Jean Charles Leonard Simonde de Sismondi, Population

As already indicated, Sismondi deemed the end of political economy to be the discovery of that proportion between population and wealth which would assure the highest well-being. He gives much attention, therefore, to population. His thesis on this subject is that, while sympathy or the affec­tions urge to marriage, egoism or calculation deter, and through the interplay of these forces population would naturally be regulated according to revenue. Laborers, he thinks, do not naturally marry unless they have employment and an assured income! But industrial instability makes foresight vain, and the introduction of machinery causes unemployment. The evil situation arises in which the births of a nation exceed its reve­nues, and with overproduction, unequal property, and exploita­tion by the rich, revenue is encroached upon and wages are re­duced. One of the points that Sismondi particularly mentions in his preface is the gloomy idea that the natural limits to popu­lation are always respected by those who have, while they are exceeded by those who have not.

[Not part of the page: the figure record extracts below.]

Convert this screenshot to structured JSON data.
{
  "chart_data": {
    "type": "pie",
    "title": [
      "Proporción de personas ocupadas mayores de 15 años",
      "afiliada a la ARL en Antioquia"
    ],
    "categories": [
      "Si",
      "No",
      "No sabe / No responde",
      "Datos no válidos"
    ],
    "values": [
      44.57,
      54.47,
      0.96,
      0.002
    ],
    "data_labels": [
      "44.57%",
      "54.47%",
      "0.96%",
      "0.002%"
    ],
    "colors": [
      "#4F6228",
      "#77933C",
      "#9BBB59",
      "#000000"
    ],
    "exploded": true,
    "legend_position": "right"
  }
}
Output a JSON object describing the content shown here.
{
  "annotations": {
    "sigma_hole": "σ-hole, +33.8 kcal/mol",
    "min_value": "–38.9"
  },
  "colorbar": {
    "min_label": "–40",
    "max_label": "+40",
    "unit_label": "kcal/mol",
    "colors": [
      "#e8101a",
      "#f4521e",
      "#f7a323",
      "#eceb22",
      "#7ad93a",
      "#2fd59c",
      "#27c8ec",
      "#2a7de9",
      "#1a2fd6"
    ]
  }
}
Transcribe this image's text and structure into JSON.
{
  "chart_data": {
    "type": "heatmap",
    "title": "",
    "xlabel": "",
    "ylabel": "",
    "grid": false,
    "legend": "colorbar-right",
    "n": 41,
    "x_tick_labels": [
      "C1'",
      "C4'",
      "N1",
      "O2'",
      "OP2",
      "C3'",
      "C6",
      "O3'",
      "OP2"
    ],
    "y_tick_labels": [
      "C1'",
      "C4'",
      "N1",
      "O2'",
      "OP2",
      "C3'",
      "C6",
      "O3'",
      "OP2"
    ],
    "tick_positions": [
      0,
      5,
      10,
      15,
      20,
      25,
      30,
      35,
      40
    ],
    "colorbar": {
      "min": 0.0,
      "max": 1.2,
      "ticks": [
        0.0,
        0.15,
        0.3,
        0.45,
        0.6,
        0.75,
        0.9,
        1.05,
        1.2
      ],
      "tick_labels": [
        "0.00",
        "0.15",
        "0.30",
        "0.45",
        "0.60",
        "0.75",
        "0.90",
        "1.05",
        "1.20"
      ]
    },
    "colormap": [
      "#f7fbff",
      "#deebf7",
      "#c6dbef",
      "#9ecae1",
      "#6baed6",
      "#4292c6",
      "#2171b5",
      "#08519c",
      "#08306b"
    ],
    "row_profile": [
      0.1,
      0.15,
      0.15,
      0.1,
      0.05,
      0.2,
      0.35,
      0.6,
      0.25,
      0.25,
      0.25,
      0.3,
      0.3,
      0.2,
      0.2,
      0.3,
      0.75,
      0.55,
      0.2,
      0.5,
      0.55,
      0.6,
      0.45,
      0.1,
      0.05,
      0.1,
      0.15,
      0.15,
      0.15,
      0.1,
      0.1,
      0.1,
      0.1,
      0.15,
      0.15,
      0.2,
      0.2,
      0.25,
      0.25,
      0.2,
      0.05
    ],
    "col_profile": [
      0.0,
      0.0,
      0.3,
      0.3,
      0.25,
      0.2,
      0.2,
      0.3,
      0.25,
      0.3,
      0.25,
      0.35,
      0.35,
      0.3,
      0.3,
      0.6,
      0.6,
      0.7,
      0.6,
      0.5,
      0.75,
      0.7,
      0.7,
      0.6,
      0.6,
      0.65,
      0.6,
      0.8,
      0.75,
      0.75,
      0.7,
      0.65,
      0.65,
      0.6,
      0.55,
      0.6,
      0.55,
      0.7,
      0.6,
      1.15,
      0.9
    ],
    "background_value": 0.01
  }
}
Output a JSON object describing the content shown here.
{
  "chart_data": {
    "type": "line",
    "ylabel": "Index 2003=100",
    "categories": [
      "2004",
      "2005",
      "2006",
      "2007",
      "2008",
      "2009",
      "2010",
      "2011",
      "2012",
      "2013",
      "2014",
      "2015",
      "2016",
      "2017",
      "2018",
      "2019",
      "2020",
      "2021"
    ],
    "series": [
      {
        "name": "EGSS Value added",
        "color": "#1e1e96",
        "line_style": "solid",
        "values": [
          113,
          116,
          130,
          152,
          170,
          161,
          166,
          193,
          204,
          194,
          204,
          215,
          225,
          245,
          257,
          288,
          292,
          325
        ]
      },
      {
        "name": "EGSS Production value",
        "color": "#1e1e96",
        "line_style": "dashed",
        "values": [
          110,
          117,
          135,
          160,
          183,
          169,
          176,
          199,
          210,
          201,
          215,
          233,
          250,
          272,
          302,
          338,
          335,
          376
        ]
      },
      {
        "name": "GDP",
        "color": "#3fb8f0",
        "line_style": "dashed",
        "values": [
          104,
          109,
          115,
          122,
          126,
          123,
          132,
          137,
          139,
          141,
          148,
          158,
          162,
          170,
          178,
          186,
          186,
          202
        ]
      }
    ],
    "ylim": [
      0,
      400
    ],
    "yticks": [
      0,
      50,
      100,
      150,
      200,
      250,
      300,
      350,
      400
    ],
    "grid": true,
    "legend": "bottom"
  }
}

Sismondi believes Malthus to be quite mistaken in his ideas on the natural limits of population. The real limit, he holds, lies in revenue. Population is not limited by the subsistence which land can produce, but is checked by inability to get work and wages before such a limit can be reached. In opposing the ideas of a geometric and an arithmetic progression, Malthus was contrasting a mere potentiality with an actuality. Nay, rather with less than the actuality, for the increase of plant and animal life is more rapid than that of man. And history is appealed to for the purpose of showing that nomadic peoples have restrained population while their land would have supported a much more numerous people.